Many test-takers underestimate how different it feels to speak your answer on camera versus typing it. You can’t go back and edit, and the recording captures your body language, eye contact, and tone. Practice by recording yourself answering ethical dilemmas out loud. Use your phone or laptop webcam. Watch the playback and notice whether you make eye contact with the camera, whether your answers have a clear structure, and whether you trail off or repeat yourself when you’re unsure.

You don’t need to sound polished. Raters are evaluating your reasoning and empathy, not your presentation skills. But being comfortable on camera means you’ll spend less mental energy on the format and more on actually thinking through the scenario.

Develop Your Ethical Reasoning

You don’t need a philosophy textbook, but you do need to practice thinking about ethical tensions. The scenarios often pit two reasonable values against each other: honesty versus loyalty, individual rights versus group welfare, following rules versus showing compassion. Before test day, spend time thinking through everyday dilemmas. What would you do if a close friend asked you to cover for them at work? What if you saw a colleague cut corners in a way that probably wouldn’t hurt anyone but violated policy?

The goal isn’t to land on the “right” answer. It’s to show that you can hold two conflicting ideas at the same time, weigh them against each other, and explain your reasoning. Answers that acknowledge complexity and trade-offs consistently score better than answers that rush to a black-and-white conclusion.

Manage Your Time During the Test

At 3.5 minutes per typed scenario, you cannot afford to spend 90 seconds thinking and then scramble to type. A practical split: spend about 30 seconds reading the prompt and mentally organizing your answer, then use the remaining three minutes typing. You don’t need to fill the entire text box. A concise, well-structured response that addresses the core dilemma and considers multiple perspectives will score better than a long, rambling one.

Don’t try to write a perfect first sentence. Start with the most important point and build from there. If you run out of time mid-sentence, that’s fine. Raters understand the time constraint. What matters is that the substance of your answer demonstrates thoughtful reasoning.

Set Up Your Tech in Advance

Technical problems during the test are stressful and avoidable. You need a laptop or desktop computer running Windows or macOS with the latest version of Chrome or Firefox. Safari is not supported. Tablets, iPads, and smartphones are not supported. Hybrid devices like the Microsoft Surface can cause issues.

You need a working webcam and microphone for the entire test. Wired inputs or your computer’s built-in microphone are more reliable than wireless options. Bluetooth earbuds like AirPods can disconnect or die mid-test. Your internet connection needs at least 1.5 Mbps download and 2 Mbps upload speed.

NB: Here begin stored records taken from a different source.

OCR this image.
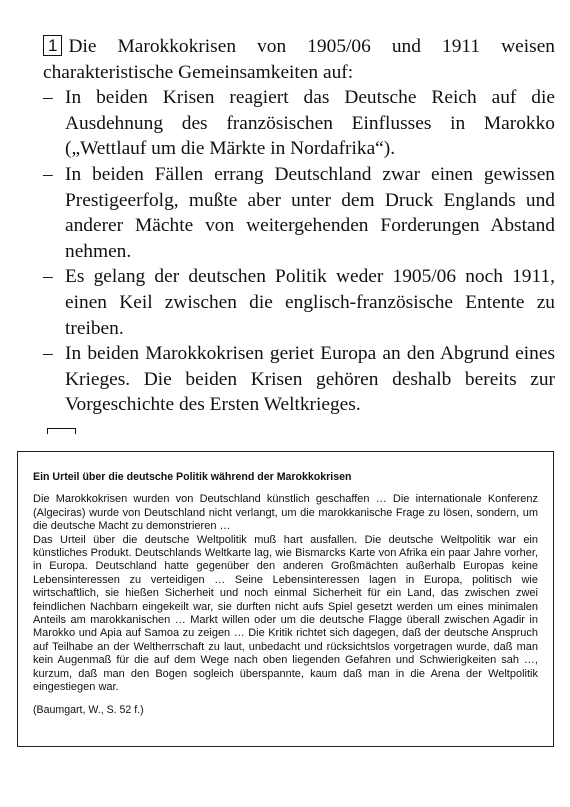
1 Die Marokkokrisen von 1905/06 und 1911 weisen charakteristische Gemeinsamkeiten auf:

– In beiden Krisen reagiert das Deutsche Reich auf die Ausdehnung des französischen Einflusses in Marokko („Wettlauf um die Märkte in Nordafrika“).
– In beiden Fällen errang Deutschland zwar einen gewissen Prestigeerfolg, mußte aber unter dem Druck Englands und anderer Mächte von weitergehenden Forderungen Abstand nehmen.
– Es gelang der deutschen Politik weder 1905/06 noch 1911, einen Keil zwischen die englisch-französische Entente zu treiben.
– In beiden Marokkokrisen geriet Europa an den Abgrund eines Krieges. Die beiden Krisen gehören deshalb bereits zur Vorgeschichte des Ersten Weltkrieges.
Ein Urteil über die deutsche Politik während der Marokkokrisen

Die Marokkokrisen wurden von Deutschland künstlich geschaffen … Die internationale Konferenz (Algeciras) wurde von Deutschland nicht verlangt, um die marokkanische Frage zu lösen, sondern, um die deutsche Macht zu demonstrieren …

Das Urteil über die deutsche Weltpolitik muß hart ausfallen. Die deutsche Weltpolitik war ein künstliches Produkt. Deutschlands Weltkarte lag, wie Bismarcks Karte von Afrika ein paar Jahre vorher, in Europa. Deutschland hatte gegenüber den anderen Großmächten außerhalb Europas keine Lebensinteressen zu verteidigen … Seine Lebensinteressen lagen in Europa, politisch wie wirtschaftlich, sie hießen Sicherheit und noch einmal Sicherheit für ein Land, das zwischen zwei feindlichen Nachbarn eingekeilt war, sie durften nicht aufs Spiel gesetzt werden um eines minimalen Anteils am marokkanischen … Markt willen oder um die deutsche Flagge überall zwischen Agadir in Marokko und Apia auf Samoa zu zeigen … Die Kritik richtet sich dagegen, daß der deutsche Anspruch auf Teilhabe an der Weltherrschaft zu laut, unbedacht und rücksichtslos vorgetragen wurde, daß man kein Augenmaß für die auf dem Wege nach oben liegenden Gefahren und Schwierigkeiten sah …, kurzum, daß man den Bogen sogleich überspannte, kaum daß man in die Arena der Weltpolitik eingestiegen war.

(Baumgart, W., S. 52 f.)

Within six hours of your test start time, you must complete the System Requirements Check inside your Acuity Insights account. Use the same computer, browser, and location you plan to use during the real test. On test day, restart your computer to close background programs, and turn off any VPNs, firewalls, or browser extensions.

A Simple Study Timeline

Two to three weeks of preparation is plenty. In the first week, take the official practice test once to learn the format and identify where you struggle, whether that’s time management, video responses, or structuring your typed answers. Spend time reading through the sample scenarios on the Acuity Insights website and thinking through how you’d approach each one.

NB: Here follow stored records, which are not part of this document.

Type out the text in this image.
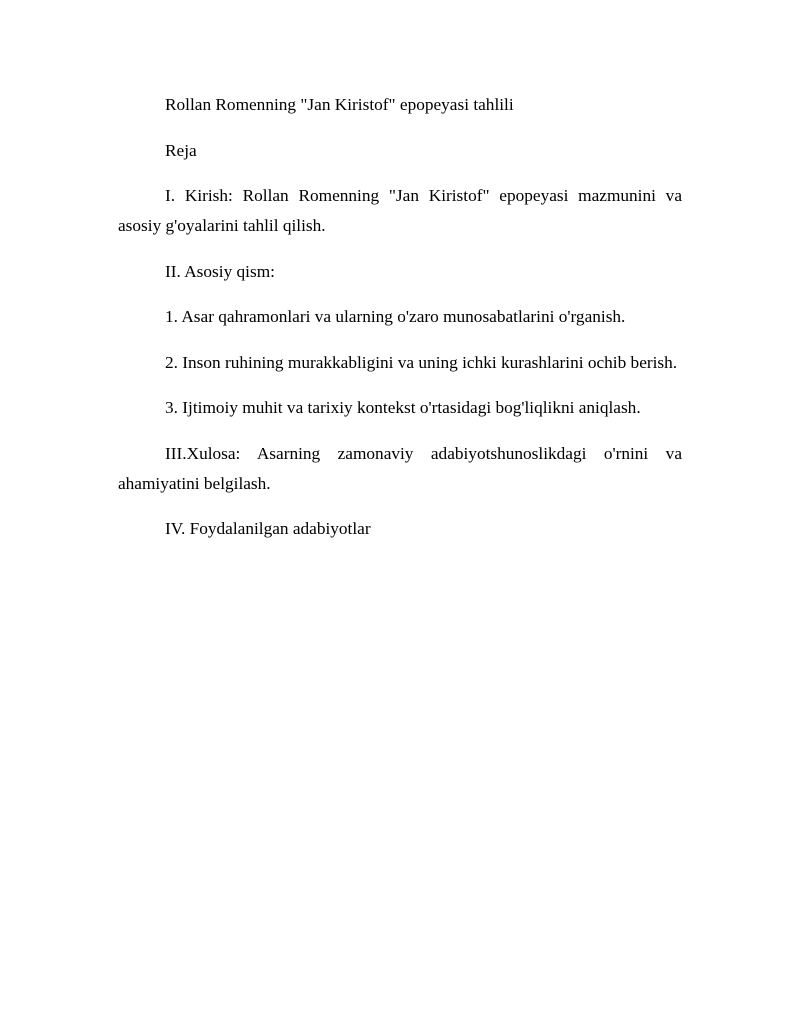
Rollan Romenning "Jan Kiristof" epopeyasi tahlili

Reja

I. Kirish: Rollan Romenning "Jan Kiristof" epopeyasi mazmunini va asosiy g'oyalarini tahlil qilish.

II. Asosiy qism:

1. Asar qahramonlari va ularning o'zaro munosabatlarini o'rganish.

2. Inson ruhining murakkabligini va uning ichki kurashlarini ochib berish.

3. Ijtimoiy muhit va tarixiy kontekst o'rtasidagi bog'liqlikni aniqlash.

III.Xulosa: Asarning zamonaviy adabiyotshunoslikdagi o'rnini va ahamiyatini belgilash.

IV. Foydalanilgan adabiyotlar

In the second week, practice daily. Spend 15 to 20 minutes each day working through ethical dilemmas out loud or in writing. Record video responses and review them. Focus on building the habit of identifying stakeholders, acknowledging missing information, and proposing conditional solutions. In the final days before your test, retake the full practice test under real conditions: same computer, same room, same time pressure. Then do your System Requirements Check and make sure everything works.